There are no Charlotte Simmons’ at MSU. Some people may resemble the character from Tom Wolfe’s new novel, but literally, no one here is actually named Charlotte Simmons. I checked. No one quite that naïve could have made it here, but it’s possible that a few impressionable, bookish types out there could have served as inspiration for the character. But certainly there are no students that expected college life to be a place where academia thrives and annoying off-the-cuff, high-school comments come to die. Everyone knows college is about the party scene with frat parties during the week, “experimenting” with different people and objects, and never opening a book. At least that’s the picture Wolfe sketches in his new novel I Am Charlotte Simmons.
[wolfe] Wolfe, 74, researched the lives of college students at over a dozen campuses, including the University of Michigan, to help him narrate the first year of college as seen by Charlotte Simmons, a quiet, bright, southern girl attending college at a prestigious, fictitious university. Charlotte is first shocked by the foul language of her peers, their non-stop partying and sexual escapades and chooses to find a life within her studies and books. However, Charlotte decides to throw these ideals to the wayside when she finds a boyfriend in a pampered basketball player. The picture of ivy-covered walls is relatable, but may not be accurate. Students do party and swear, but Wolfe over-intensifies these ideas. In an attempt to immortalize himself as the prevailing sociologist of 2000s college life, Wolfe proves he is too old to capture our generation as well as he did his own. However, the old man is not completely out of touch and gets some of it right, including his descriptions of college-speak.
The Language
In I am Charlotte Simmons, Wolfe reveals a world where students only speak in the “prevailing college creole: Fuck Patois”. He sprinkles the foulest expletives randomly throughout the college-student speak. In Wolfe’s world, it is almost impossible to walk though any dorm, tailgate or even library without hearing students adding little extras to their tales.

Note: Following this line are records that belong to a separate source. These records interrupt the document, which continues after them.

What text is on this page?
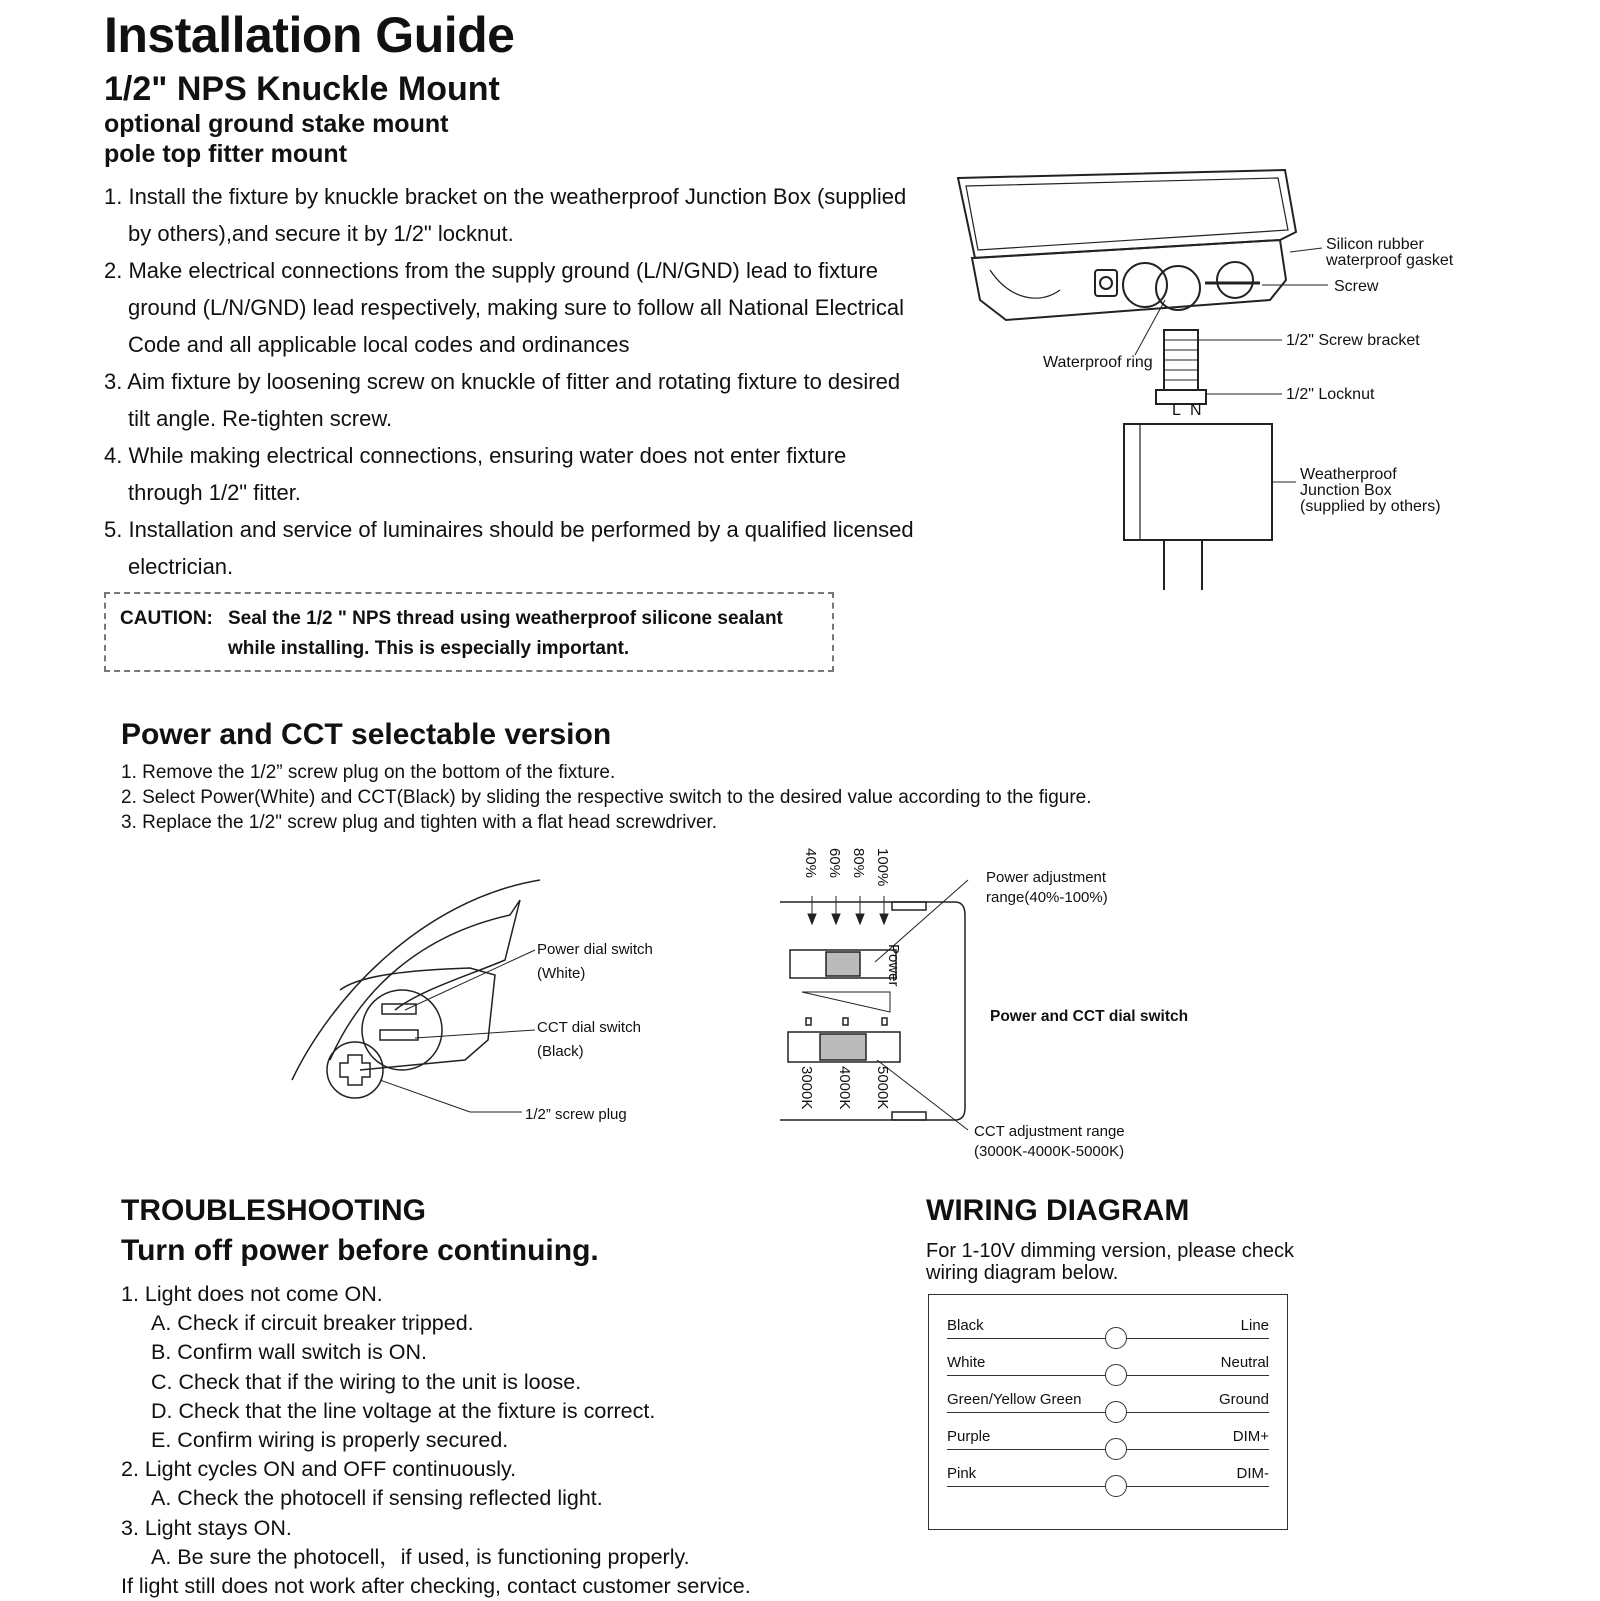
Installation Guide
1/2" NPS Knuckle Mount
optional ground stake mount
pole top fitter mount
1. Install the fixture by knuckle bracket on the weatherproof Junction Box (supplied by others),and secure it by 1/2" locknut.
2. Make electrical connections from the supply ground (L/N/GND) lead to fixture ground (L/N/GND) lead respectively, making sure to follow all National Electrical Code and all applicable local codes and ordinances
3. Aim fixture by loosening screw on knuckle of fitter and rotating fixture to desired tilt angle. Re-tighten screw.
4. While making electrical connections, ensuring water does not enter fixture through 1/2" fitter.
5. Installation and service of luminaires should be performed by a qualified licensed electrician.
CAUTION: Seal the 1/2 " NPS thread using weatherproof silicone sealant
while installing. This is especially important.
Silicon rubber
waterproof gasket
Screw
1/2" Screw bracket
Waterproof ring
1/2" Locknut
L N
Weatherproof
Junction Box
(supplied by others)
Power and CCT selectable version
1. Remove the 1/2” screw plug on the bottom of the fixture.
2. Select Power(White) and CCT(Black) by sliding the respective switch to the desired value according to the figure.
3. Replace the 1/2" screw plug and tighten with a flat head screwdriver.
Power dial switch
(White)
CCT dial switch
(Black)
1/2” screw plug
40% 60% 80% 100%
Power
Power adjustment
range(40%-100%)
Power and CCT dial switch
3000K 4000K 5000K
CCT adjustment range
(3000K-4000K-5000K)
TROUBLESHOOTING
Turn off power before continuing.
1. Light does not come ON.
A. Check if circuit breaker tripped.
B. Confirm wall switch is ON.
C. Check that if the wiring to the unit is loose.
D. Check that the line voltage at the fixture is correct.
E. Confirm wiring is properly secured.
2. Light cycles ON and OFF continuously.
A. Check the photocell if sensing reflected light.
3. Light stays ON.
A. Be sure the photocell，if used, is functioning properly.
If light still does not work after checking, contact customer service.
WIRING DIAGRAM
For 1-10V dimming version, please check
wiring diagram below.
Black	Line
White	Neutral
Green/Yellow Green	Ground
Purple	DIM+
Pink	DIM-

“I think that was something [Wolfe] really wanted to get across,” history and political science major Jacob Boylan said after reading the novel. “Kids our age are overly profane and it’s killing our vocabularies, even at the most prestigious universities in America like Dupont [Wolfe’s ficticious university] or in real life Harvard or Yale.”
Junior English major Megan Brown disagrees with Wolfe’s portrayal. “The people I know are actually trying to expand their vocabulary,” Brown said.
In Wolfe’s depiction, female students have even also broken away from their hushed tones, and this does seem to mirror real life. “Women have a tendency not to speak that way [with profanity] because of this code of politeness,” linguistics and writing, rhetoric, and American cultures professor Denise Troutman said. However, young women in Wolfe’s book and on real college campuses are breaking the rules of this code. One trip to an on-campus “Ladies” room will prove that college women can talk just like the boys.
The Parties
[book] In the novel, Charlotte seems to have a prudish view toward other students’ partying antics. “[Wolfe] makes her out to be a willfully naïve goody two-shoes. . . as if this Miss Smartypants had never watched television or read a magazine in her life,” Michiko Kakutani wrote in his New York Times review of the novel. Standing next to fellow students in her matching plaid pajamas, slippers and robe, or her high-waisted jeans, Charlotte does seem different.
Going through college without drinking or partying is fine, and many students do. But does that mean it is not acceptable to strike a balance between studies and parties? Wolfe implies just that with Charlotte’s appalled attitude.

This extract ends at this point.